American overconfidence was mowed down by machine guns in France’s Belleau Wood. The year was 1918. It was the first time American troops fired in anger in a war that had engulfed Europe for four years. It was America’s first taste of mechanized warfare. It was a shock to our system.
In August of 1914, troops on both sides were sent off to war with flags waving, crowds cheering—with the assurance, “ You will be home before the leaves fall.” They weren’t. Except for those who came back in ambulances and caskets.
Americans watched the overseas carnage with apprehension that turned to determination. We grew confident that we could break that stalemate in the bloody and putrid trenches. With a popular song we announced to our allies over there, “The Yanks are coming! The Yanks are coming! And we won’t come back till it’s over over there.”
Many Yanks are still over there. Some lie in Flanders’ fields under crosses row on row. Some graves are marked with only, “Known but to God.”
In the first day of the first battle at Belleau Wood there were 1,000 American casualties. By the end of the battle, some 10,000.
American Marines and Soldiers may have gained a victory there. But they also lost something: their overconfidence.
Confidence is a good thing. Training in the U.S. Armed Forces builds confidence. Experience in the field sharpens it. Pity the warrior who has no confidence in his leaders, or weapons, or his fighting ability. Pity more the one who is overconfident. For him, ruin awaits.
The Apostle Paul was a bloodied warrior in battles physical and spiritual.
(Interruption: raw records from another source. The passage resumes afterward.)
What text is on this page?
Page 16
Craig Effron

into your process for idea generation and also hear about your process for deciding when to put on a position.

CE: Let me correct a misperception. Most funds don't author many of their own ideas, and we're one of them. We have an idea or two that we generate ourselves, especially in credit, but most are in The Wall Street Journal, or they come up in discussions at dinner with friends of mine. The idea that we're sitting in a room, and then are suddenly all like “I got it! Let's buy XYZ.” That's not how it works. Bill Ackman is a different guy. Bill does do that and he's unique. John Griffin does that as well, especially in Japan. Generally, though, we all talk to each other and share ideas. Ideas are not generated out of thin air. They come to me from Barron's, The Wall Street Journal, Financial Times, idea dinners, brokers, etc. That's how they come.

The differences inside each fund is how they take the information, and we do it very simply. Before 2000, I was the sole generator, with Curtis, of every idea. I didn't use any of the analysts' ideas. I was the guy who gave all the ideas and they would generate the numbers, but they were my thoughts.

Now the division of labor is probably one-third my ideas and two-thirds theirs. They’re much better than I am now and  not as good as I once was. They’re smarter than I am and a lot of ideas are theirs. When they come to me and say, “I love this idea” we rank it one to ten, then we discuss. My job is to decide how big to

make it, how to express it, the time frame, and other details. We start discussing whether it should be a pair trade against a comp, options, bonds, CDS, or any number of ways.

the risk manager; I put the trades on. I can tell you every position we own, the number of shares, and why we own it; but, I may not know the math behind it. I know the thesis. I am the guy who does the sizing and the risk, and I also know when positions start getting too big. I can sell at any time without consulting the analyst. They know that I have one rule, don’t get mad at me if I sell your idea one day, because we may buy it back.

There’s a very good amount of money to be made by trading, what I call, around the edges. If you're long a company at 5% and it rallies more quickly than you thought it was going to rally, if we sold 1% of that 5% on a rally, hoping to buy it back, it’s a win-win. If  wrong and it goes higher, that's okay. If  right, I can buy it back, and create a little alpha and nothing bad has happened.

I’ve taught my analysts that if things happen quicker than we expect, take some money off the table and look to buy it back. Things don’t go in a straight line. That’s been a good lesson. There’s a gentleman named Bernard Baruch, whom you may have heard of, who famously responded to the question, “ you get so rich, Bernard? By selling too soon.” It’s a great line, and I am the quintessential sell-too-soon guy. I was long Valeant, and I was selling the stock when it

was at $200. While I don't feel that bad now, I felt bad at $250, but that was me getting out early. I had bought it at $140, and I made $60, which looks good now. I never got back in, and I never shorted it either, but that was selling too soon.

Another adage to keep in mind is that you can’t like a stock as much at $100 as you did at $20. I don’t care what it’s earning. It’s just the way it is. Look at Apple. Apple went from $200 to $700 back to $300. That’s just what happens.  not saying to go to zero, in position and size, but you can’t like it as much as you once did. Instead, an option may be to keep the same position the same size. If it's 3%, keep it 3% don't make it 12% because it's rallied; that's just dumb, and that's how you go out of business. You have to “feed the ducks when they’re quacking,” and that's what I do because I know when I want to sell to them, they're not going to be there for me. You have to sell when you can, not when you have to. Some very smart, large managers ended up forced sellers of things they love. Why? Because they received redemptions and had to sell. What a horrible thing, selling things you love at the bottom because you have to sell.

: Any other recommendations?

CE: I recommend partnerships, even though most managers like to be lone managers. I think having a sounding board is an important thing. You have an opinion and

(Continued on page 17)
He points to his combat ribbons:
“Five times I received from the Jews the forty lashes minus one. Three times I was beaten with rods, once I was stoned, three times I was shipwrecked, I spent a night and a day in the open sea, I have been constantly on the move. I have been in danger from rivers, in danger from bandits, in danger from my own countrymen, in danger from Gentiles; in danger in the city, in danger in the country, in danger at sea; and in danger from false brothers. I have labored and toiled and have often gone without sleep; I have known hunger and thirst and have often gone without food; I have been cold and naked” (II Corinthians 11:24-27).
After all that, who would blame him for being cautious—maybe a bit hesitant to engage the enemy? Waging war against enemies physical or spiritual comes at a cost. Wouldn’t Saint Paul be excused if he said he had paid enough? Since he had received so many setbacks, wouldn’t he have lost confidence?
How can he still say, “I can do everything”? Is not this foolish overconfidence? It is not. The weary warrior did not base his confidence upon himself but on his God. It was God Almighty who worked through him. He was merely a tool in the Master’s hands. Makes us think, doesn’t It?
Are we not the same?
We pray: Eternal Father, strong to save, without you we can do nothing. Even our next breath would be impossible without your power. But with you, nothing is impossible. We thank you for the victories in life that you have given us. Give us more of them. Remind us that anything we do that is good is worked through us by the same power that gave us life instead of death. Build up our confidence in you. Amen.